China has been progressively tightening the noose around iron ore for months now. With some success given recent falls in iron ore prices. Measures so far have included:
- Releasing strategic reserves.
- Punishing speculators and limiting futures bidding.
- Constraining steel output which will lower iron ore imports so long as the curbs are wide enough to prevent cheating. Which, in the past, they have not been.
- Removing restrictions on scrap imports. These did lift lifted scrap imports a little but also drove up prices making them uncompetitive and stalling volumes.
- Removing steel export rebates to keep more output within its borders. In theory, this will drop both steel and iron ore prices in China because it is the marginal price setter for both, even if it lifts prices elsewhere. The problem with this strategy so far is that Chinese steel is so competitive that after a brief plunge in export volumes they rebounded.
Today we get news that China is now mulling export tariffs for steel.

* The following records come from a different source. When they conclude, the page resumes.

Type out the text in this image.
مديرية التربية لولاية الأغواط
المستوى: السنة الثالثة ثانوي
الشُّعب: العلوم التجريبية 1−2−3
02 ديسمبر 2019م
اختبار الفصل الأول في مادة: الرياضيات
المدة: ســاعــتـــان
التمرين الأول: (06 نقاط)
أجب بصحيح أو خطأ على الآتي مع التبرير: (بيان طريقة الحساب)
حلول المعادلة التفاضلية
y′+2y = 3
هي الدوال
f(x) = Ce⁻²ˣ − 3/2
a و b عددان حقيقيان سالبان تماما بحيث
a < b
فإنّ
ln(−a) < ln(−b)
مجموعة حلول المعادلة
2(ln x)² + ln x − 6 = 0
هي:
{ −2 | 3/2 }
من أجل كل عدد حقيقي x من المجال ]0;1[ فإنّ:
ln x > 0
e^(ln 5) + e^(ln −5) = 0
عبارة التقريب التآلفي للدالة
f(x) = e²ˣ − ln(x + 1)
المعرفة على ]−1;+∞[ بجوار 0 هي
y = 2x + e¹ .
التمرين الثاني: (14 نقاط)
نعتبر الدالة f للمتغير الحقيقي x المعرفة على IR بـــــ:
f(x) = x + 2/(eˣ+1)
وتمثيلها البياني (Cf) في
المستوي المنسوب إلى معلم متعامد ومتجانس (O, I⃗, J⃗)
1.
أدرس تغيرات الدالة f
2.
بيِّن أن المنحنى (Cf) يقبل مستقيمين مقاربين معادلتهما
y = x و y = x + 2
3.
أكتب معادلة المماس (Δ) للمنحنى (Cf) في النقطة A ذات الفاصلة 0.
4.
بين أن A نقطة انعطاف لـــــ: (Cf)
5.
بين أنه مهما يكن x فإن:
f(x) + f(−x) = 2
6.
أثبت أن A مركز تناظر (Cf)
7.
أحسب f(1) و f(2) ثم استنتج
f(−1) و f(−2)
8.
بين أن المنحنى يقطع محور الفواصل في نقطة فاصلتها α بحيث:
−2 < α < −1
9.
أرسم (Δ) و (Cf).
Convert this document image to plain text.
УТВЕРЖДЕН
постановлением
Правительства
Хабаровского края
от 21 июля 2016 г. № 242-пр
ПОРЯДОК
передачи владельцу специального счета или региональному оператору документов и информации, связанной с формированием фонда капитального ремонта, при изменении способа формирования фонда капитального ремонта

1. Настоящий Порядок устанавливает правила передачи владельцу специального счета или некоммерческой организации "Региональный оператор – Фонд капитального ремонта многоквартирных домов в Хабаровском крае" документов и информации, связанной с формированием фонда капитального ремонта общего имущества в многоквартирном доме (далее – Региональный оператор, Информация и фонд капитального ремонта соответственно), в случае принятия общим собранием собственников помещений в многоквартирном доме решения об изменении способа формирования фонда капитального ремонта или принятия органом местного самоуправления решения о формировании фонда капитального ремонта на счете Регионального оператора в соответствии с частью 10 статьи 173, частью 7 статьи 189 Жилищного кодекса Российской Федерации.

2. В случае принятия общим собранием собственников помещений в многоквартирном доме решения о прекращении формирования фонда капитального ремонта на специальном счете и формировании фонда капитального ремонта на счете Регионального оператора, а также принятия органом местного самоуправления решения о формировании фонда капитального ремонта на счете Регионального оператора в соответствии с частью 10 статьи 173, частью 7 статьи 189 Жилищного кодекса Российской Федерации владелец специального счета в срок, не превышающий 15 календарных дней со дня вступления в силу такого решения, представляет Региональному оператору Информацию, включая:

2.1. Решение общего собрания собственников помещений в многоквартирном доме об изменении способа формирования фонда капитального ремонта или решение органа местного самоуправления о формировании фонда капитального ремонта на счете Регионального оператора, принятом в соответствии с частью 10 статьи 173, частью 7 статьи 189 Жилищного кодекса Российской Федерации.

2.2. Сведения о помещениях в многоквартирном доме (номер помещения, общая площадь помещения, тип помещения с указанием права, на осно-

The mooted numbers are 10-25% aimed to launch in the September QTR.
Presumably, having failed once, authorities have done their research and determined that this will be enough to materially cut exports.
The news sank Dalian futures by 2% and took the gloss off the runaway Big Iron bid on the ASX.
More to the point, it shows a distinct determination to materially dent the iron ore bid in China. This goes to the conclusion that China will ultimately succeed in this endeavour as demand weakens and supply rebounds through H2.